In this episode of A.M.BestTV, at the 2018 annual A.M. Best Insurance Market Briefing – Europe in London, Greg Carter, managing director, analytics; Carlos Wong-Fupuy, senior director and Mahesh Mistry, senior director, analytics, discussed the impact of A.M. Best's 2017 rating methodology update. Click on https://www.ambest.com/v.asp?v=bcrmpanel1118 to view the entire program.
Wong-Fupuy summarized the main areas of change that A.M. Best made to its Best’s Credit Rating Methodology (BCRM) and Best’s Capital Adequacy Ratio (BCAR).

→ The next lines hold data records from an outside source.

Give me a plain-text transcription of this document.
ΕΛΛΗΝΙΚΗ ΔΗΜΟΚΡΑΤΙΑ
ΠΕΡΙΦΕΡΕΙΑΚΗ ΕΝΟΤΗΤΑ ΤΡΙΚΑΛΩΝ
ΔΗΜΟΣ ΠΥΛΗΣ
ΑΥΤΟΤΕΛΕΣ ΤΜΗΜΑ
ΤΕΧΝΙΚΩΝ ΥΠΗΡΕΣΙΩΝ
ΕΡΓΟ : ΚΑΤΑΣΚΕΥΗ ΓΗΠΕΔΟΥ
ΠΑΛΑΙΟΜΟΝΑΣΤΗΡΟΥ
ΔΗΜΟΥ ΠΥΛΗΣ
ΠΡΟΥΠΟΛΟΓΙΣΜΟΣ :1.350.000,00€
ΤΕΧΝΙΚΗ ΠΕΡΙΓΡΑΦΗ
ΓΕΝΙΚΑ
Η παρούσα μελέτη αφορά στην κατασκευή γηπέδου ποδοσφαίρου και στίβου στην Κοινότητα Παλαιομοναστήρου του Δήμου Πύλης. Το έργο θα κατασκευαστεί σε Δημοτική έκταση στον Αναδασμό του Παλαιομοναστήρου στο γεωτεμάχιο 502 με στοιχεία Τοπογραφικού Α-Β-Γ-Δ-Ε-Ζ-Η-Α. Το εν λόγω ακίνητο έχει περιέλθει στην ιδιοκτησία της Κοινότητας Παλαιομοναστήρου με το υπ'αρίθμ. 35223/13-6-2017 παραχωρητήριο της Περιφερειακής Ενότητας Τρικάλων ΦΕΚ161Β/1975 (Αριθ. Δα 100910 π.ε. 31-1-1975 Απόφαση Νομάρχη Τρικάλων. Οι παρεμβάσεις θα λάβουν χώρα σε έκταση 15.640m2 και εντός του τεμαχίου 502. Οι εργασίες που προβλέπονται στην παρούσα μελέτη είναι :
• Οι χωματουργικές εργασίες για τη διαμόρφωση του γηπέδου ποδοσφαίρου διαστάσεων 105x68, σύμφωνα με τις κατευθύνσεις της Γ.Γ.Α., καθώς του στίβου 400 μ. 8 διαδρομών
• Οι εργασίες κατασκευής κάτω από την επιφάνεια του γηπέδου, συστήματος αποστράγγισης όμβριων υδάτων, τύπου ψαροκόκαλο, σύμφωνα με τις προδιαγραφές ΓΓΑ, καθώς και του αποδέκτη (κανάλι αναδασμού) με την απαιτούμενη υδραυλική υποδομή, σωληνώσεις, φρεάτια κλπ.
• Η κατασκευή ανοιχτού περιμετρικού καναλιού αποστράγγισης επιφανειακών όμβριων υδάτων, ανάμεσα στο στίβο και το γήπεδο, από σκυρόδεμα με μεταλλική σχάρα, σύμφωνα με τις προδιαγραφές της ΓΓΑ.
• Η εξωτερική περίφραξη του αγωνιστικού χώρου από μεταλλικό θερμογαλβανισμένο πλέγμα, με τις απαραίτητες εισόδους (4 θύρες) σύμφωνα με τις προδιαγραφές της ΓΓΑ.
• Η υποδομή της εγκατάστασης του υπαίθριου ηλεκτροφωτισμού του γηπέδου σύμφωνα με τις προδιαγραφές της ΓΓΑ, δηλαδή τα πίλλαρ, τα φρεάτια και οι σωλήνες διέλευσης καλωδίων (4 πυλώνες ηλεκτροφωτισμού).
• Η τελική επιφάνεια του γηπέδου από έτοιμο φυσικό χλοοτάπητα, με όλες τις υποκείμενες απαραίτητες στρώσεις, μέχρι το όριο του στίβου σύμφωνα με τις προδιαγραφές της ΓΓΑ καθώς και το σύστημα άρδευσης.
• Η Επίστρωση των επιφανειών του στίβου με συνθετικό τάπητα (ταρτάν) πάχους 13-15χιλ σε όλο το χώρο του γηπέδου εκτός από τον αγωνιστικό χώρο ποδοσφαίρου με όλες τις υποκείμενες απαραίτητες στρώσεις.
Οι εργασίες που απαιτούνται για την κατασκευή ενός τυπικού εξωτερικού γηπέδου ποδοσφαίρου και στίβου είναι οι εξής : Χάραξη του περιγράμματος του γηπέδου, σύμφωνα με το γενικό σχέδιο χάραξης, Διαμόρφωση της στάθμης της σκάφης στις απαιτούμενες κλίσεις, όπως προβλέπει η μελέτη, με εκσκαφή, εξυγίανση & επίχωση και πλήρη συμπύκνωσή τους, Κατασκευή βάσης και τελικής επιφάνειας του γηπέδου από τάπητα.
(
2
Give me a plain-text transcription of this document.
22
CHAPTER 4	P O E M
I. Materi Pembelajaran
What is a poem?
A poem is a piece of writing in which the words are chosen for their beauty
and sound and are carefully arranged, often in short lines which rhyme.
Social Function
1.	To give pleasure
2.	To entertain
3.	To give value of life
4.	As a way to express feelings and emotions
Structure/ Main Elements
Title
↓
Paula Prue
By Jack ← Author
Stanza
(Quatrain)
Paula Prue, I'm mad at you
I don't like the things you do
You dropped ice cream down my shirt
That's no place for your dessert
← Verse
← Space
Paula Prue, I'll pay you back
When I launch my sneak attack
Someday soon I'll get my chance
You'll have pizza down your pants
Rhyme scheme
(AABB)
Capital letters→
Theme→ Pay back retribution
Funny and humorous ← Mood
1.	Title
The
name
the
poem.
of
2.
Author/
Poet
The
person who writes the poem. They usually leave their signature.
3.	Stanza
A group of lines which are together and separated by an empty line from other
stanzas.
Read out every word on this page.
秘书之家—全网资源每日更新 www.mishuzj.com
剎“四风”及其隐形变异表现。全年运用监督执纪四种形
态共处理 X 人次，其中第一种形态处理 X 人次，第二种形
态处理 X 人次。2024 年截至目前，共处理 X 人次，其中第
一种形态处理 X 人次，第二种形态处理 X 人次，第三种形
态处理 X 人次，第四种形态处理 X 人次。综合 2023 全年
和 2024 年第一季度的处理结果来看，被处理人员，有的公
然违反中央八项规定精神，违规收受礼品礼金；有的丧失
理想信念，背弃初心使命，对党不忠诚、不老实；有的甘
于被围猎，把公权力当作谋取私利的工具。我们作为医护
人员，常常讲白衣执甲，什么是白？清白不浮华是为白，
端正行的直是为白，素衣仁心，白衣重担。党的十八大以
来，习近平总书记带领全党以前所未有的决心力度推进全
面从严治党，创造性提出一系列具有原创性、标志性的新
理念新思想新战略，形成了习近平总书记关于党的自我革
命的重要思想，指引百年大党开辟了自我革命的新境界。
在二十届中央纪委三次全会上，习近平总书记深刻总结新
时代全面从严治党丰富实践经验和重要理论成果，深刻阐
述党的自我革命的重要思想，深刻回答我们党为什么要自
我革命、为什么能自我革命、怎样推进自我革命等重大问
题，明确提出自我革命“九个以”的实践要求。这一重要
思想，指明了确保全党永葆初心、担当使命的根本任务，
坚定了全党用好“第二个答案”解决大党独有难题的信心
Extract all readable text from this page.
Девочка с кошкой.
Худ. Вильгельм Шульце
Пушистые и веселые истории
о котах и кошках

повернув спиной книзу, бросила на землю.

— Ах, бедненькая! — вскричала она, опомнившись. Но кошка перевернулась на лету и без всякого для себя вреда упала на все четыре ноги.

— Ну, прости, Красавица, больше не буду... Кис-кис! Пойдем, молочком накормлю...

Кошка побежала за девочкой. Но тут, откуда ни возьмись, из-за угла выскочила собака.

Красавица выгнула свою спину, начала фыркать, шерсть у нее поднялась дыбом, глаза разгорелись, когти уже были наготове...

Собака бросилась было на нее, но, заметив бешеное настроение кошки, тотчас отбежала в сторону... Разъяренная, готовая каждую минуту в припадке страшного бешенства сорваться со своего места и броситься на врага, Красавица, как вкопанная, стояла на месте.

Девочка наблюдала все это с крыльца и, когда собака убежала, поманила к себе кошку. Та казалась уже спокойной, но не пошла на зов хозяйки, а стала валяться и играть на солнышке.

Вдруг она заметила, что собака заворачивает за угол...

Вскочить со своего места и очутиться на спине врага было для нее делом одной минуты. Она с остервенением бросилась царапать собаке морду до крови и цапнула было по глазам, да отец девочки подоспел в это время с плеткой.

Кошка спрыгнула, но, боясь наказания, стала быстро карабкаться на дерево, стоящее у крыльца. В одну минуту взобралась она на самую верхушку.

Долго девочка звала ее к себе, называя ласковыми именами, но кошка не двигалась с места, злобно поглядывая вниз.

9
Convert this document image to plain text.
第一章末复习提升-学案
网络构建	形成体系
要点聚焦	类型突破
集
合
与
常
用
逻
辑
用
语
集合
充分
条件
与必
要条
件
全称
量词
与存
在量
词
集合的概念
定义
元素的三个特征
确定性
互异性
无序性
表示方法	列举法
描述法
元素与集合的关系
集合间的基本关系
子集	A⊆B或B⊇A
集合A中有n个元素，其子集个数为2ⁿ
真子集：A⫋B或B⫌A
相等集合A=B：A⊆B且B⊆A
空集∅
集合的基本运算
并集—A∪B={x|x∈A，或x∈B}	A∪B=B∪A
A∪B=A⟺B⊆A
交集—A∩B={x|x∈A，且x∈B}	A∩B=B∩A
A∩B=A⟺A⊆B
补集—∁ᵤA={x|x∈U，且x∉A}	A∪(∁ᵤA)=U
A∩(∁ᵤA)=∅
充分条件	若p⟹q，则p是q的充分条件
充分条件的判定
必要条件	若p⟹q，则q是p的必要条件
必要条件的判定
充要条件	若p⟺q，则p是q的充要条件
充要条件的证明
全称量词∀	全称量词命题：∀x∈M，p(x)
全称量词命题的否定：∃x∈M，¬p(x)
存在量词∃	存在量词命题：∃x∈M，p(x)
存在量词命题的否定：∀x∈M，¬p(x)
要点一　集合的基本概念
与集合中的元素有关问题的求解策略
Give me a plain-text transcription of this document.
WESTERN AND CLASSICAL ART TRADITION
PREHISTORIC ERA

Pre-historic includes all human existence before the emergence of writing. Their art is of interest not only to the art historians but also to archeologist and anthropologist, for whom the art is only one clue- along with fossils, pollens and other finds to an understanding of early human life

“One area was the adoption of a new BCAR model, our proprietary capital model. The other one was trying to allocate, to apportion the effects of different factors into four building blocks, basically, balance sheet strength assessment, operating performance, business profile and enterprise risk management,” said Wong-Fupuy.
Mistry highlighted how only a handful of rated companies from the Europe, Middle East and Africa (EMEA) region were impacted by the updating of BCRM.
“If you consider the portfolio that we operate out of EMEA…we have only had a handful of ratings placed under review as a result of the methodology change,” Mistry said. “So that was about 3% of the portfolio.” He said that of those five companies placed under review, three of them were big global reinsurers that were upgraded and two primary insurers in the Middle East were downgraded as a result of the change in criteria.
Carter said the revised methodology allowed A.M. Best to look at those companies under a different spotlight and to see them in a slightly different way. “That is what led to those rating changes,” he said, adding that companies have reacted very positively to the changes, which were aimed at bringing about greater transparency to the rating process.